Week 4, Exodus 1—2–“Moses”: Moses’ Ark

Wednesday, March 22

“Now a man from the house of Levi went and married a Levite woman.  The woman conceived and bore a son; and when she saw that he was a fine baby, she hid him three months.  When she could hide him no longer she got a papyrus basket for him, and plastered it with bitumen and pitch; she put the child in it and placed it among the reeds on the bank of the river.  His sister stood at a distance, to see what would happen to him” (Exodus 2:1-4).

When I was a boy in Sunday School, a great joke was to ask someone, “How many animals did Moses take on the ark?” The answer, of course, is “None—that was Noah and the ark.” Yet, curiously, Moses did have an ark, and in the Hebrew a clear connection is made between Noah’s and Moses’ deliverance.

Moses was the child of a man and women of the priestly tribe of Levi (neither named here). His birth was a great risk, since, as we saw yesterday, Pharaoh had sentenced all Hebrew baby boys to death by drowning in the Nile. His parents hide him as long as they can, but when he is three months old, they surrender to the inevitable, and Moses’ mother and sister take him to the river themselves. But instead of drowning the baby, they place him in a tebat (rendered in the NRSV as “basket”) and set him afloat—hoping against hope, perhaps, that someone will find him and raise him in safety.

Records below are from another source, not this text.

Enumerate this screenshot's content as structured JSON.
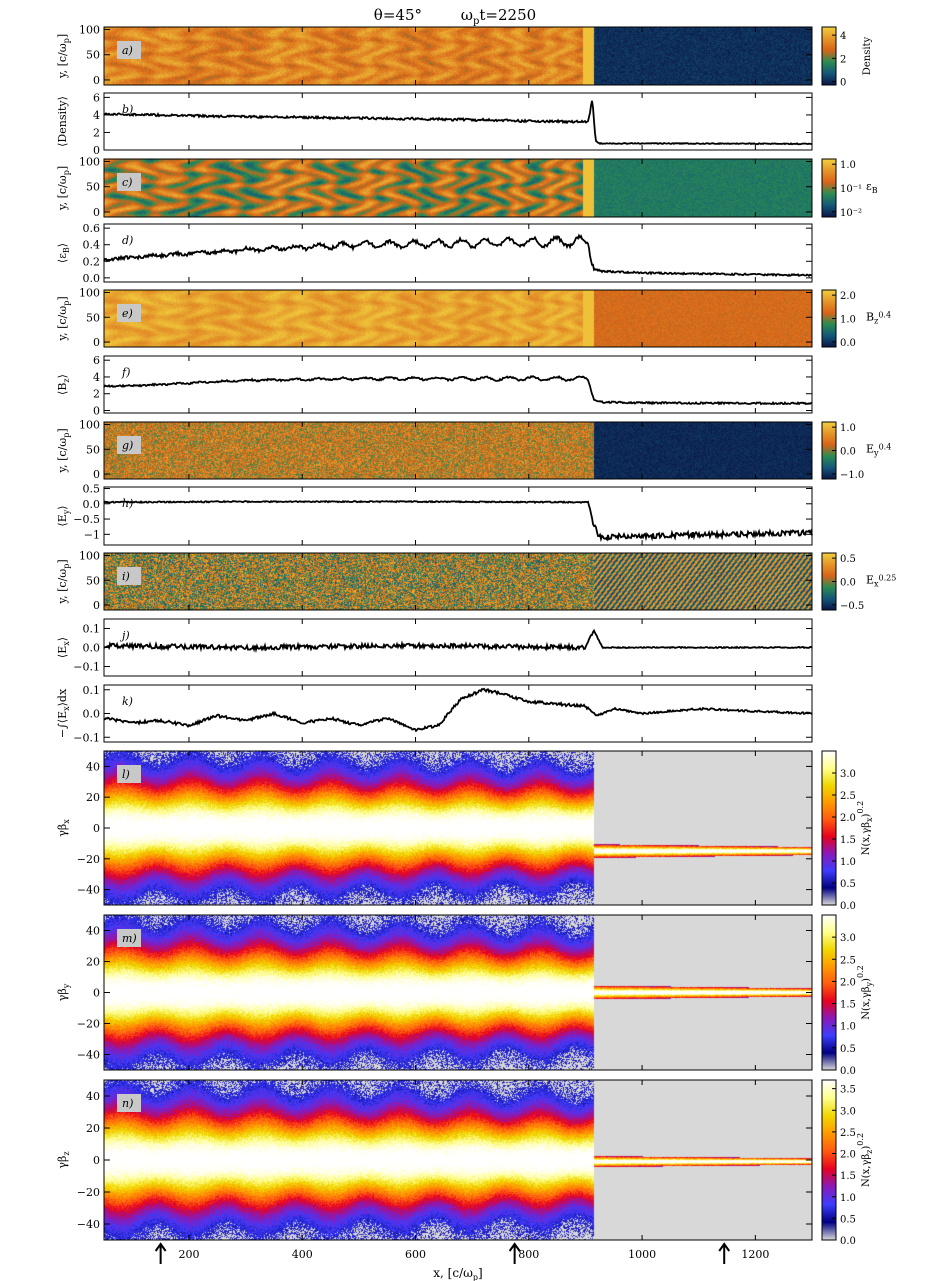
{
  "figure_title": {
    "theta": "θ=45°",
    "time": "ω",
    "time_sub": "p",
    "time_rest": "t=2250"
  },
  "colors": {
    "density_cmap": [
      "#0a1545",
      "#15577a",
      "#2a8c52",
      "#d86418",
      "#e4962a",
      "#f2cf3e"
    ],
    "phase_cmap": [
      "#d8d8d8",
      "#000080",
      "#3d3dff",
      "#8a1ab8",
      "#e8001e",
      "#ff5a10",
      "#ff9a00",
      "#f0d800",
      "#ffff90",
      "#ffffff"
    ],
    "line": "#000000",
    "label_box": "#c8c8c8"
  },
  "chart_data": [
    {
      "id": "a",
      "type": "heatmap",
      "panel_label": "a)",
      "ylabel": "y, [c/ω",
      "ylabel_sub": "p",
      "ylabel_end": "]",
      "yticks": [
        0,
        50,
        100
      ],
      "ylim": [
        -10,
        105
      ],
      "xlim": [
        50,
        1300
      ],
      "shock_x": 915,
      "colorbar": {
        "label": "Density",
        "ticks": [
          "0",
          "2",
          "4"
        ],
        "range": [
          0,
          5
        ]
      }
    },
    {
      "id": "b",
      "type": "line",
      "panel_label": "b)",
      "ylabel": "⟨Density⟩",
      "yticks": [
        0,
        2,
        4,
        6
      ],
      "ylim": [
        0,
        6.5
      ],
      "xlim": [
        50,
        1300
      ],
      "x": [
        50,
        300,
        600,
        905,
        912,
        918,
        925,
        1000,
        1300
      ],
      "y": [
        4.1,
        3.8,
        3.55,
        3.2,
        5.9,
        1.0,
        0.75,
        0.75,
        0.7
      ],
      "noise": 0.12,
      "osc_amp": 0.05,
      "post_noise": 0.05
    },
    {
      "id": "c",
      "type": "heatmap",
      "panel_label": "c)",
      "ylabel": "y, [c/ω",
      "ylabel_sub": "p",
      "ylabel_end": "]",
      "yticks": [
        0,
        50,
        100
      ],
      "ylim": [
        -10,
        105
      ],
      "xlim": [
        50,
        1300
      ],
      "shock_x": 915,
      "colorbar": {
        "label": "ε",
        "label_sub": "B",
        "ticks": [
          "1.0",
          "10⁻¹",
          "10⁻²"
        ],
        "range": [
          0.01,
          1
        ]
      }
    },
    {
      "id": "d",
      "type": "line",
      "panel_label": "d)",
      "ylabel": "⟨ε",
      "ylabel_sub": "B",
      "ylabel_end": "⟩",
      "yticks": [
        0.0,
        0.2,
        0.4,
        0.6
      ],
      "ylim": [
        -0.05,
        0.65
      ],
      "xlim": [
        50,
        1300
      ],
      "x": [
        50,
        100,
        300,
        500,
        700,
        905,
        915,
        930,
        1000,
        1300
      ],
      "y": [
        0.22,
        0.25,
        0.34,
        0.4,
        0.42,
        0.44,
        0.1,
        0.08,
        0.06,
        0.03
      ],
      "noise": 0.02,
      "osc_amp": 0.06,
      "post_noise": 0.01
    },
    {
      "id": "e",
      "type": "heatmap",
      "panel_label": "e)",
      "ylabel": "y, [c/ω",
      "ylabel_sub": "p",
      "ylabel_end": "]",
      "yticks": [
        0,
        50,
        100
      ],
      "ylim": [
        -10,
        105
      ],
      "xlim": [
        50,
        1300
      ],
      "shock_x": 915,
      "colorbar": {
        "label": "B",
        "label_sub": "z",
        "label_sup": "0.4",
        "ticks": [
          "2.0",
          "1.0",
          "0.0"
        ],
        "range": [
          0,
          2
        ]
      }
    },
    {
      "id": "f",
      "type": "line",
      "panel_label": "f)",
      "ylabel": "⟨B",
      "ylabel_sub": "z",
      "ylabel_end": "⟩",
      "yticks": [
        0,
        2,
        4,
        6
      ],
      "ylim": [
        -0.3,
        6.5
      ],
      "xlim": [
        50,
        1300
      ],
      "x": [
        50,
        120,
        300,
        500,
        700,
        905,
        915,
        930,
        1000,
        1300
      ],
      "y": [
        2.9,
        3.0,
        3.6,
        3.8,
        3.8,
        3.8,
        1.3,
        1.0,
        0.9,
        0.85
      ],
      "noise": 0.1,
      "osc_amp": 0.25,
      "post_noise": 0.1
    },
    {
      "id": "g",
      "type": "heatmap",
      "panel_label": "g)",
      "ylabel": "y, [c/ω",
      "ylabel_sub": "p",
      "ylabel_end": "]",
      "yticks": [
        0,
        50,
        100
      ],
      "ylim": [
        -10,
        105
      ],
      "xlim": [
        50,
        1300
      ],
      "shock_x": 915,
      "colorbar": {
        "label": "E",
        "label_sub": "y",
        "label_sup": "0.4",
        "ticks": [
          "1.0",
          "0.0",
          "−1.0"
        ],
        "range": [
          -1,
          1
        ]
      }
    },
    {
      "id": "h",
      "type": "line",
      "panel_label": "h)",
      "ylabel": "⟨E",
      "ylabel_sub": "y",
      "ylabel_end": "⟩",
      "yticks": [
        -1.0,
        -0.5,
        0.0,
        0.5
      ],
      "ylim": [
        -1.35,
        0.55
      ],
      "xlim": [
        50,
        1300
      ],
      "x": [
        50,
        300,
        600,
        905,
        915,
        925,
        1000,
        1300
      ],
      "y": [
        0.05,
        0.07,
        0.07,
        0.05,
        -0.7,
        -1.1,
        -1.05,
        -0.95
      ],
      "noise": 0.02,
      "osc_amp": 0.0,
      "post_noise": 0.09
    },
    {
      "id": "i",
      "type": "heatmap",
      "panel_label": "i)",
      "ylabel": "y, [c/ω",
      "ylabel_sub": "p",
      "ylabel_end": "]",
      "yticks": [
        0,
        50,
        100
      ],
      "ylim": [
        -10,
        105
      ],
      "xlim": [
        50,
        1300
      ],
      "shock_x": 915,
      "colorbar": {
        "label": "E",
        "label_sub": "x",
        "label_sup": "0.25",
        "ticks": [
          "0.5",
          "0.0",
          "−0.5"
        ],
        "range": [
          -0.75,
          0.75
        ]
      }
    },
    {
      "id": "j",
      "type": "line",
      "panel_label": "j)",
      "ylabel": "⟨E",
      "ylabel_sub": "x",
      "ylabel_end": "⟩",
      "yticks": [
        -0.1,
        0.0,
        0.1
      ],
      "ylim": [
        -0.15,
        0.15
      ],
      "xlim": [
        50,
        1300
      ],
      "x": [
        50,
        300,
        600,
        900,
        915,
        930,
        1300
      ],
      "y": [
        0.01,
        0.0,
        0.01,
        0.0,
        0.09,
        0.0,
        0.0
      ],
      "noise": 0.012,
      "osc_amp": 0.0,
      "post_noise": 0.003
    },
    {
      "id": "k",
      "type": "line",
      "panel_label": "k)",
      "ylabel": "−∫⟨E",
      "ylabel_sub": "x",
      "ylabel_end": "⟩dx",
      "yticks": [
        -0.1,
        0.0,
        0.1
      ],
      "ylim": [
        -0.12,
        0.12
      ],
      "xlim": [
        50,
        1300
      ],
      "x": [
        50,
        100,
        150,
        200,
        250,
        300,
        350,
        400,
        450,
        500,
        550,
        600,
        640,
        680,
        720,
        760,
        800,
        850,
        900,
        920,
        950,
        1000,
        1100,
        1200,
        1300
      ],
      "y": [
        -0.02,
        -0.04,
        -0.03,
        -0.05,
        -0.01,
        -0.03,
        0.0,
        -0.04,
        -0.02,
        -0.05,
        -0.02,
        -0.07,
        -0.05,
        0.06,
        0.1,
        0.08,
        0.05,
        0.04,
        0.03,
        -0.01,
        0.02,
        0.0,
        0.02,
        0.01,
        0.0
      ],
      "noise": 0.006,
      "osc_amp": 0.0,
      "post_noise": 0.004
    },
    {
      "id": "l",
      "type": "heatmap",
      "subtype": "phase",
      "panel_label": "l)",
      "ylabel": "γβ",
      "ylabel_sub": "x",
      "yticks": [
        -40,
        -20,
        0,
        20,
        40
      ],
      "ylim": [
        -50,
        50
      ],
      "xlim": [
        50,
        1300
      ],
      "shock_x": 915,
      "upstream_center": -15,
      "upstream_width": 4.5,
      "colorbar": {
        "label": "N(x,γβ",
        "label_sub": "x",
        "label_end": ")",
        "label_sup": "0.2",
        "ticks": [
          "0.0",
          "0.5",
          "1.0",
          "1.5",
          "2.0",
          "2.5",
          "3.0"
        ],
        "range": [
          0,
          3.5
        ]
      }
    },
    {
      "id": "m",
      "type": "heatmap",
      "subtype": "phase",
      "panel_label": "m)",
      "ylabel": "γβ",
      "ylabel_sub": "y",
      "yticks": [
        -40,
        -20,
        0,
        20,
        40
      ],
      "ylim": [
        -50,
        50
      ],
      "xlim": [
        50,
        1300
      ],
      "shock_x": 915,
      "upstream_center": 0,
      "upstream_width": 4.5,
      "colorbar": {
        "label": "N(x,γβ",
        "label_sub": "y",
        "label_end": ")",
        "label_sup": "0.2",
        "ticks": [
          "0.0",
          "0.5",
          "1.0",
          "1.5",
          "2.0",
          "2.5",
          "3.0"
        ],
        "range": [
          0,
          3.5
        ]
      }
    },
    {
      "id": "n",
      "type": "heatmap",
      "subtype": "phase",
      "panel_label": "n)",
      "ylabel": "γβ",
      "ylabel_sub": "z",
      "yticks": [
        -40,
        -20,
        0,
        20,
        40
      ],
      "ylim": [
        -50,
        50
      ],
      "xlim": [
        50,
        1300
      ],
      "shock_x": 915,
      "upstream_center": -1,
      "upstream_width": 3.5,
      "colorbar": {
        "label": "N(x,γβ",
        "label_sub": "z",
        "label_end": ")",
        "label_sup": "0.2",
        "ticks": [
          "0.0",
          "0.5",
          "1.0",
          "1.5",
          "2.0",
          "2.5",
          "3.0",
          "3.5"
        ],
        "range": [
          0,
          3.7
        ]
      }
    }
  ],
  "x_axis": {
    "label": "x, [c/ω",
    "label_sub": "p",
    "label_end": "]",
    "ticks": [
      200,
      400,
      600,
      800,
      1000,
      1200
    ],
    "markers": [
      150,
      775,
      1145
    ]
  }
}
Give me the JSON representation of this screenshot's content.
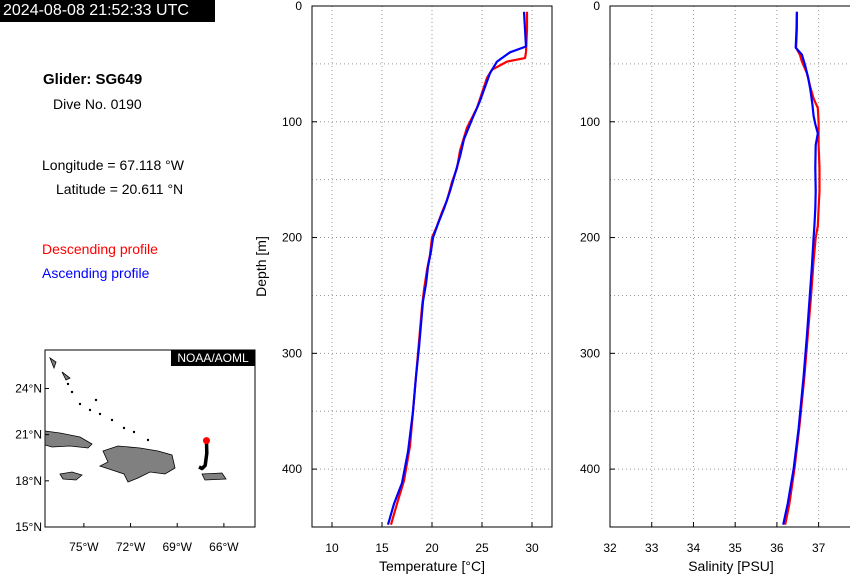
{
  "timestamp": "2024-08-08 21:52:33 UTC",
  "info": {
    "glider": "Glider: SG649",
    "dive": "Dive No. 0190",
    "longitude": "Longitude = 67.118 °W",
    "latitude": "Latitude = 20.611 °N"
  },
  "legend": {
    "descending": "Descending profile",
    "ascending": "Ascending profile"
  },
  "colors": {
    "descending": "#ff0000",
    "ascending": "#0000ff",
    "track": "#000000",
    "land": "#808080"
  },
  "map": {
    "badge": "NOAA/AOML",
    "lat_ticks": [
      "24°N",
      "21°N",
      "18°N",
      "15°N"
    ],
    "lon_ticks": [
      "75°W",
      "72°W",
      "69°W",
      "66°W"
    ],
    "lat_range": [
      15,
      26.5
    ],
    "lon_range": [
      -77.5,
      -64
    ],
    "glider_position": {
      "lon": -67.118,
      "lat": 20.611
    },
    "track": [
      [
        -67.118,
        20.611
      ],
      [
        -67.1,
        19.8
      ],
      [
        -67.2,
        19.0
      ],
      [
        -67.4,
        18.8
      ],
      [
        -67.6,
        18.9
      ]
    ]
  },
  "chart_data": [
    {
      "type": "line",
      "xlabel": "Temperature [°C]",
      "ylabel": "Depth [m]",
      "xlim": [
        8,
        32
      ],
      "ylim": [
        450,
        0
      ],
      "x_ticks": [
        "10",
        "15",
        "20",
        "25",
        "30"
      ],
      "y_ticks": [
        "0",
        "100",
        "200",
        "300",
        "400"
      ],
      "grid": true,
      "series": [
        {
          "name": "Descending profile",
          "points": [
            [
              29.5,
              5
            ],
            [
              29.5,
              20
            ],
            [
              29.4,
              40
            ],
            [
              29.3,
              45
            ],
            [
              27.5,
              48
            ],
            [
              26,
              55
            ],
            [
              25.5,
              62
            ],
            [
              25,
              75
            ],
            [
              24.5,
              88
            ],
            [
              23.5,
              105
            ],
            [
              22.8,
              125
            ],
            [
              22.5,
              140
            ],
            [
              22,
              152
            ],
            [
              21.5,
              168
            ],
            [
              21,
              178
            ],
            [
              20.5,
              190
            ],
            [
              20,
              200
            ],
            [
              19.8,
              215
            ],
            [
              19.5,
              228
            ],
            [
              19.2,
              245
            ],
            [
              19,
              260
            ],
            [
              18.8,
              280
            ],
            [
              18.6,
              300
            ],
            [
              18.2,
              340
            ],
            [
              17.8,
              380
            ],
            [
              17.2,
              410
            ],
            [
              16.5,
              430
            ],
            [
              15.9,
              448
            ]
          ]
        },
        {
          "name": "Ascending profile",
          "points": [
            [
              29.2,
              5
            ],
            [
              29.3,
              20
            ],
            [
              29.4,
              35
            ],
            [
              27.8,
              40
            ],
            [
              26.5,
              48
            ],
            [
              25.8,
              58
            ],
            [
              25.3,
              70
            ],
            [
              24.8,
              82
            ],
            [
              24,
              98
            ],
            [
              23.2,
              115
            ],
            [
              22.8,
              130
            ],
            [
              22.3,
              145
            ],
            [
              21.8,
              160
            ],
            [
              21.2,
              175
            ],
            [
              20.6,
              188
            ],
            [
              20.1,
              200
            ],
            [
              19.9,
              212
            ],
            [
              19.6,
              225
            ],
            [
              19.4,
              240
            ],
            [
              19.1,
              255
            ],
            [
              18.9,
              275
            ],
            [
              18.7,
              295
            ],
            [
              18.4,
              320
            ],
            [
              18.1,
              350
            ],
            [
              17.6,
              385
            ],
            [
              17.0,
              412
            ],
            [
              16.2,
              430
            ],
            [
              15.6,
              448
            ]
          ]
        }
      ]
    },
    {
      "type": "line",
      "xlabel": "Salinity [PSU]",
      "ylabel": "",
      "xlim": [
        32,
        37.8
      ],
      "ylim": [
        450,
        0
      ],
      "x_ticks": [
        "32",
        "33",
        "34",
        "35",
        "36",
        "37"
      ],
      "y_ticks": [
        "0",
        "100",
        "200",
        "300",
        "400"
      ],
      "grid": true,
      "series": [
        {
          "name": "Descending profile",
          "points": [
            [
              36.48,
              5
            ],
            [
              36.48,
              20
            ],
            [
              36.46,
              36
            ],
            [
              36.55,
              42
            ],
            [
              36.6,
              48
            ],
            [
              36.72,
              58
            ],
            [
              36.8,
              70
            ],
            [
              36.88,
              80
            ],
            [
              36.98,
              88
            ],
            [
              37.0,
              100
            ],
            [
              37.0,
              120
            ],
            [
              37.02,
              140
            ],
            [
              37.02,
              160
            ],
            [
              37.0,
              175
            ],
            [
              36.98,
              190
            ],
            [
              36.93,
              200
            ],
            [
              36.88,
              220
            ],
            [
              36.82,
              250
            ],
            [
              36.75,
              280
            ],
            [
              36.66,
              320
            ],
            [
              36.55,
              360
            ],
            [
              36.42,
              400
            ],
            [
              36.3,
              430
            ],
            [
              36.2,
              448
            ]
          ]
        },
        {
          "name": "Ascending profile",
          "points": [
            [
              36.48,
              5
            ],
            [
              36.47,
              20
            ],
            [
              36.45,
              36
            ],
            [
              36.6,
              42
            ],
            [
              36.68,
              52
            ],
            [
              36.75,
              62
            ],
            [
              36.8,
              72
            ],
            [
              36.85,
              85
            ],
            [
              36.88,
              95
            ],
            [
              36.92,
              102
            ],
            [
              36.98,
              110
            ],
            [
              36.93,
              120
            ],
            [
              36.92,
              140
            ],
            [
              36.93,
              160
            ],
            [
              36.92,
              175
            ],
            [
              36.9,
              190
            ],
            [
              36.88,
              200
            ],
            [
              36.84,
              225
            ],
            [
              36.78,
              255
            ],
            [
              36.72,
              285
            ],
            [
              36.64,
              320
            ],
            [
              36.52,
              365
            ],
            [
              36.4,
              400
            ],
            [
              36.26,
              430
            ],
            [
              36.15,
              448
            ]
          ]
        }
      ]
    }
  ]
}
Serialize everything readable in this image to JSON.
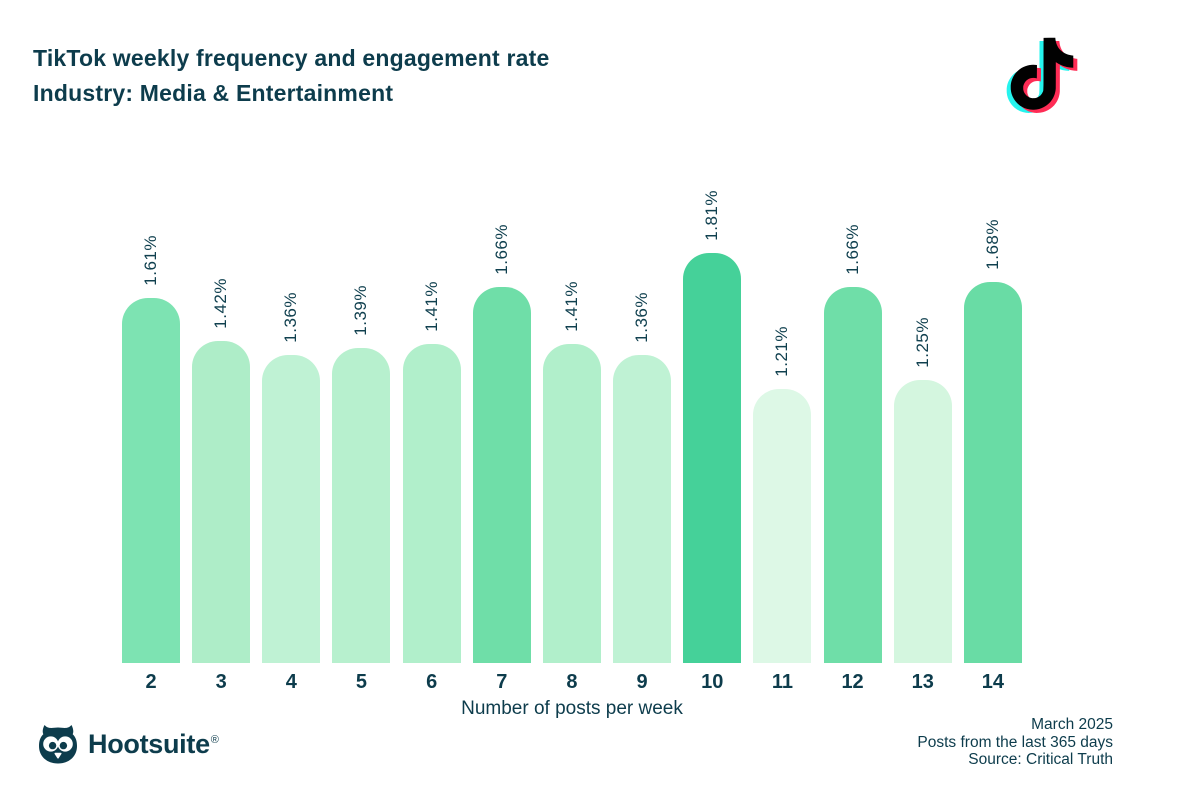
{
  "header": {
    "title": "TikTok weekly frequency and engagement rate",
    "subtitle": "Industry: Media & Entertainment"
  },
  "chart_data": {
    "type": "bar",
    "title": "TikTok weekly frequency and engagement rate",
    "subtitle": "Industry: Media & Entertainment",
    "categories": [
      "2",
      "3",
      "4",
      "5",
      "6",
      "7",
      "8",
      "9",
      "10",
      "11",
      "12",
      "13",
      "14"
    ],
    "values": [
      1.61,
      1.42,
      1.36,
      1.39,
      1.41,
      1.66,
      1.41,
      1.36,
      1.81,
      1.21,
      1.66,
      1.25,
      1.68
    ],
    "labels": [
      "1.61%",
      "1.42%",
      "1.36%",
      "1.39%",
      "1.41%",
      "1.66%",
      "1.41%",
      "1.36%",
      "1.81%",
      "1.21%",
      "1.66%",
      "1.25%",
      "1.68%"
    ],
    "bar_colors": [
      "#7de3b2",
      "#aeedc8",
      "#bff2d4",
      "#b7f0ce",
      "#b1efcb",
      "#6fdea8",
      "#b1efcb",
      "#bff2d4",
      "#45d199",
      "#ddf8e6",
      "#6fdea8",
      "#d4f6df",
      "#69dca5"
    ],
    "xlabel": "Number of posts per week",
    "ylabel": "",
    "ylim": [
      0,
      1.81
    ],
    "grid": false,
    "legend": null,
    "value_label_rotation": "vertical-bottom-to-top"
  },
  "footer": {
    "brand": "Hootsuite",
    "brand_mark": "®",
    "notes": [
      "March 2025",
      "Posts from the last 365 days",
      "Source: Critical Truth"
    ]
  },
  "colors": {
    "text": "#0d3c4c",
    "background": "#ffffff",
    "tiktok_cyan": "#25f4ee",
    "tiktok_pink": "#fe2c55",
    "tiktok_black": "#010101"
  }
}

The word tebat is a loanword from the Egyptian tbt, meaning “chest.”  It appears in only two places in the Hebrew Bible: twice in Exodus 2 to describe the reed basket in which baby Moses was placed, and 26 times in Genesis 6—8 to describe the boxy structure Noah built.  Both Moses’ little tebat and Noah’s enormous tebat are coated inside and out with pitch (Genesis 6:14; Exodus 2:3) in order to make them water-tight.  When they read of Moses’ ark, then, careful readers of Scripture recall God’s deliverance of Noah, his family, and the world’s creatures in their ark, and know that as grim as Moses’ future seems at that moment to be, this baby, like Noah, will be saved through water. 1 Peter 3:19-22 also alludes to Noah’s flood, with reference to the waters of baptism—we too have been saved through water!  Our God, these texts all declare, is a God who saves.

Prayer:

“When the storm of life is raging,

Stand by me.

When the storm of life is raging,

Stand by me.

When the world is tossing me

Like a ship upon the sea,

Thou who rulest wind and water,

Stand by me.”

Through Christ Jesus our Lord, who calmed the waves, Amen.

(Hymn by African American Gospel composer Charles Tindley).

AFTERWORD: Methodist preacher and hymn composer Charles Tindley wrote dozens of beloved Gospel hymns, including “Nothing Between,” “We’ll Understand It Better By and By,” and “Stand By Me.”